I’m a programmer. I don’t know many languages, I haven’t worked on any large-scale projects, and I don’t know any search algorithms. I don’t even understand big O notation. What I’m saying, is that I’m not the best out there. What I lack in knowledge, I make up for in ingenuity and problem solving skills.
A former math teacher of mine had a poster that said that smart people ask questions (or something similar). I’m ambivalent about this. Yes, if you’re asking questions it does mean that you are both engaging in the conversation and thinking about the topic (so long as the question isn’t “can I go to the bathroom?” or phrased as a statement: “I don’t get it”), but I think that the people who really know what they are doing are the ones who don’t immediately raise their hands, the silent ones (some of them at least). Ford Prefect, a character from The Hitchhiker’s Guide to the Galaxy, theorized that if humans didn’t keep moving their mouths, their heads would explode; he later modified it to, if they stopped talking, their brains might start working. They are the ones who figure problems out on their own and answer their own questions. These two traits, thinking things through and solving problems on my own, are what I think make me a “good” programmer.
I’ve always been a problem solver. I don’t mean the kind between people or anything important in the grand scheme of things, but logical problems; I’ve always had good reasoning skills. My mom likes to tell a story about one time when I was little. She was trying to boil a hot dog, but it didn’t fit in the pot, and I told her to cut it in half. It doesn’t seem all that amazing to me, but I guess small children aren’t always the best at figuring out that, no, you in fact cannot fit that toy in your mouth, at least not without choking. Before I learned the fine art of using a screwdriver, I enjoyed dismantling electronics and harvesting their innards; my tool of choice was a hammer. I have a stash of various electronic scrap that I keep in case I ever need it. If something is broken, I try my best to fix it, often in MacGyver fashion, with bits from my electronics bin. I’m drawn to these “puzzles” regardless of whether my assistance is requested or the problem even affects me. This creates a problem in terms of programming: once I start, I have trouble stopping until the program is complete. Sometimes I quit because I’m too jittery to focus, I have an English paper to write, or I realize that my plan isn’t going to work.
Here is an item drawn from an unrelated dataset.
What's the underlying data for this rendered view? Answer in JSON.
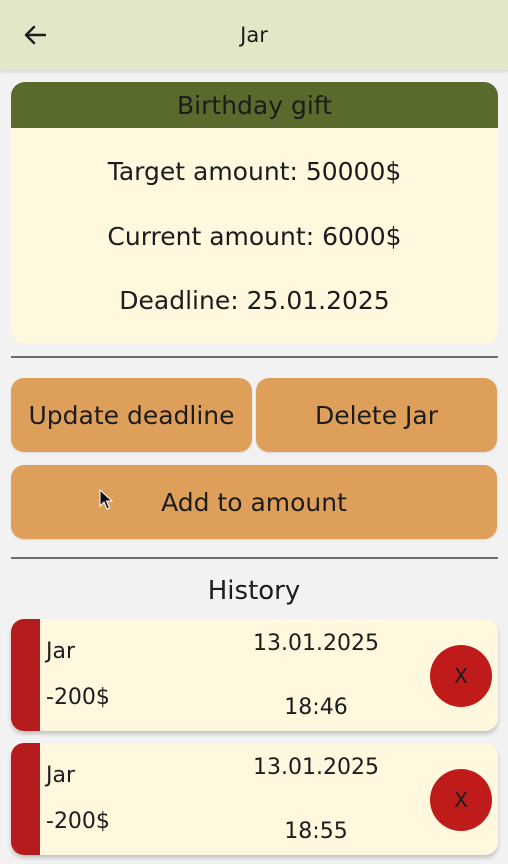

A good programming practice is to map out every task your program will perform and how it will accomplish it. Usually, I don’t write my ideas down on paper. Instead, I just think them through in my head, but sometimes sketching it out helps. Other times I don’t plan ahead at all; I get a basic idea in my head and then just go for it. This usually ends in failure when I realize that I don’t know the math that part of my idea requires. I’ve finished very few projects that I’ve started, either because I can’t figure out a bug, a project gets so complicated that it’s impossible to manage, or I just get bored with the project. Unfortunately, sometimes I don’t even start before I give up; I get an idea, but after thinking it through deem it too hard and discard it. However, I love the feeling when an idea pans out; when I’m working on part of a program, test it and it just works is a wonderful feeling.